We got 2, 200 AH AGMs. Our maximum (summer) load would only be around 25 or 30 A, but I thought it would be good to have the 4 hr outage only drain them about 50 %.

I don't know how the batteries should be treated with the low (winter) load of only around 10 A. I read that AGMs are sensitive to gassing voltages, but one website says 50% - 10% DOD gives the same longevity*, while "a battery that is continually cycled 5% or less will usually not last as long as one cycled down 10% [...] because at very shallow cycles, the Lead Dioxide tends to build up in clumps on the the positive plates rather in an even film."

DOD vs. Cycles for AGMs: http://www.windsun.com/pictures/cyclelife2.gif
http://www.windsun.com/Batteries/Battery_FAQ.htm#Cycles vs Life

* 5 batteries discharged 10% --> 5,000 cycles = 5 * 1 battery discharged 50% --> 1,000 * 5 cycles

Is it necessary to ramp up the voltage when the battery has reached 80 %? I'd like to avoid plate corrosion as much as possible (with low load shedding, there can be plenty of hours between outages for charging).
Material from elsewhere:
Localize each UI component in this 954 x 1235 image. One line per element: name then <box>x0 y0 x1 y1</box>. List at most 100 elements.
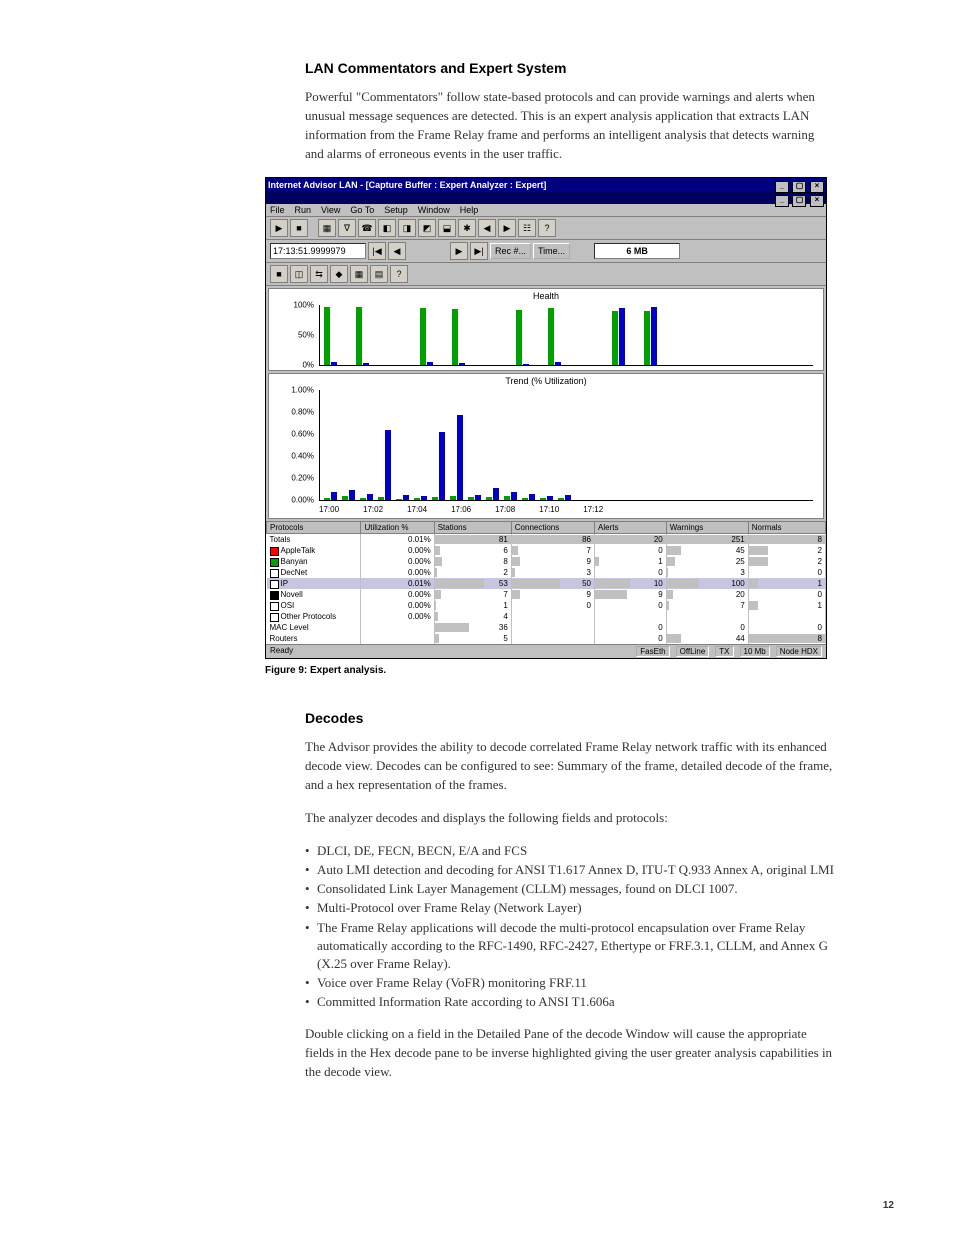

And then there is the higher efficiency (before the absorption phase) which is why I bought the AGMs.

Does sulphation occur specifically because of the state of discharge? Will an 80% charged AGM be sulphation free if kept at the minimum float voltage? Regarding stratification, one article said that "As a rule of thumb, one should not extend partial state-of-charge operation beyond approx. 30 cycles, and much less in case of very deep discharges." (http://www.dieselduck.ca/machine/03 electricity/2008 Energy Unlimited small vessel electrical.pdf)

This raises an important question: are AGMs kept on desulphators (I only read that equalization is only safe for FLAs)?